Storevine is the weekly buying-decision brief for specialty retail owner-operators. It exists because the people who make $5M-$50M of merchandising decisions every year deserve better than gut feel and a Sunday-night Excel binge. Storevine takes the data that already exists in the retailer’s POS and accounting tools and turns it into one Monday morning artifact: specific actions for the week, ranked by margin impact, readable in 15 minutes, written by a human retail specialist who knows the specialty-retail buying cycle as deeply as the customer does.

Storevine is not a dashboard. It is not a self-serve tool. It is not generic BI rebranded for retail. It is a managed-intelligence service that turns weekly retail decisions from gut into evidence, delivered as a reading session, not a software experience.

What Storevine is NOT:

Storevine is NOT a self-serve analytics platform. Customers do not log in to configure dashboards or build their own reports. If a customer wants to build their own queries, Tableau exists; Storevine is the explicit opposite of that path.

Storevine is NOT a Shopify ecommerce analytics product. The unit of analysis is the physical-store-plus-online merchandiser making weekly inventory decisions, not the online-only retailer optimizing ad spend.

Storevine is NOT trying to replace the merchandiser’s judgment. The product delivers ranked options and clear evidence; the merchandiser makes the final call. We are amplifying expertise, not automating it.

Storevine is NOT pursuing enterprise retail (50+ stores) in v0.1. The market structure, sales cycle, and competitive set are different enough that v0.1 stays inside the 5-50 store band.

Decider Checkpoint

Mei sign-off required to proceed to Approach Options (Day 2 AM).

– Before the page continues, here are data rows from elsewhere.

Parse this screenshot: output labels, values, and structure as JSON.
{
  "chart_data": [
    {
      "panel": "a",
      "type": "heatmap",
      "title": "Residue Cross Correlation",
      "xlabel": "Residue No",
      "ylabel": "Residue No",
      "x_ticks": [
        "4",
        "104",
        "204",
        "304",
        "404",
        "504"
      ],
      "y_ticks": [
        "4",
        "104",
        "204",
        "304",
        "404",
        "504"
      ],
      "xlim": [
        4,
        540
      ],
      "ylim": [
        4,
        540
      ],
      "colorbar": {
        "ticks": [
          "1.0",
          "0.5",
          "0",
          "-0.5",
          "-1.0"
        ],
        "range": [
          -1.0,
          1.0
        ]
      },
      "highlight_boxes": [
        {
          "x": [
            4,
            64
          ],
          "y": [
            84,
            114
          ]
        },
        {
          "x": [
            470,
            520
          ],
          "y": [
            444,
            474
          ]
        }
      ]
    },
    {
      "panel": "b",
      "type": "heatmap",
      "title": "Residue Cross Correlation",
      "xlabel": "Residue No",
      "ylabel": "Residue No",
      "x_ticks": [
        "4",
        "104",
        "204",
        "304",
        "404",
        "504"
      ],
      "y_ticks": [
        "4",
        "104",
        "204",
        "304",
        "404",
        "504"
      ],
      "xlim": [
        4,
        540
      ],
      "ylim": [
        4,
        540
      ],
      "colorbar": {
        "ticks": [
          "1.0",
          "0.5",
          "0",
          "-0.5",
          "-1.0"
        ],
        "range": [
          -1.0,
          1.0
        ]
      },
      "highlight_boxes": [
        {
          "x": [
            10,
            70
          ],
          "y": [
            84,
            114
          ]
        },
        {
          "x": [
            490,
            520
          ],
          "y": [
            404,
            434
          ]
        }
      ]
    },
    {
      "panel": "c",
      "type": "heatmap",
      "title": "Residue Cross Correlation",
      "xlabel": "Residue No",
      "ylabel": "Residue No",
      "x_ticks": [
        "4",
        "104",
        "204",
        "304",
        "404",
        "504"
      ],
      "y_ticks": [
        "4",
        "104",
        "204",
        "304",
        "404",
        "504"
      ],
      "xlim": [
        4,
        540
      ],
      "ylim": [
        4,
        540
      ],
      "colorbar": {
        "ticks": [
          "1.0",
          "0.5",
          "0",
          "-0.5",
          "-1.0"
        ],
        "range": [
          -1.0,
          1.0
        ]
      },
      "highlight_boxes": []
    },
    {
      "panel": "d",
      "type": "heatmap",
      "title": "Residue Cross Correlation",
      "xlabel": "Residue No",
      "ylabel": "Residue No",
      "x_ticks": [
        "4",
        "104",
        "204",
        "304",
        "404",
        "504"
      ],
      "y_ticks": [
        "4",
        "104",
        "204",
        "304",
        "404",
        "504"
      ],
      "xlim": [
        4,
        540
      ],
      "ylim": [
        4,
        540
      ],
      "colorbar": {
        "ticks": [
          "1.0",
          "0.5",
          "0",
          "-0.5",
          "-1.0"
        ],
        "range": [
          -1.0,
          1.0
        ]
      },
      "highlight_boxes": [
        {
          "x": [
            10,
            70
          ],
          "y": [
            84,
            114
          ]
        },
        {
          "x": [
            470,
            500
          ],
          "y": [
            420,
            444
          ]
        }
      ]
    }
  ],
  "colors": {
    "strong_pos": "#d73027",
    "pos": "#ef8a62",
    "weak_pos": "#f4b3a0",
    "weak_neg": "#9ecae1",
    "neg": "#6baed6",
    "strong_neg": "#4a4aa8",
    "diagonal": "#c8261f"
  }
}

  • Mei confirms the 4 decision principles, especially principle 3 (human-in-the-loop as the product).
  • Mei confirms the Mini Manifesto including all 4 negative-positioning paragraphs.
  • Mei accepts that this Differentiation block has effectively pre-committed Storevine to the managed-intelligence direction; Day 2 Approach Options will be variations within that, not a re-litigation of self-serve.
  • Mei confirms the 2x2 axis choice (time-to-value x output specificity).
  • Mei accepts the top-2 differentiators (D6 specific actions + D3 human analyst).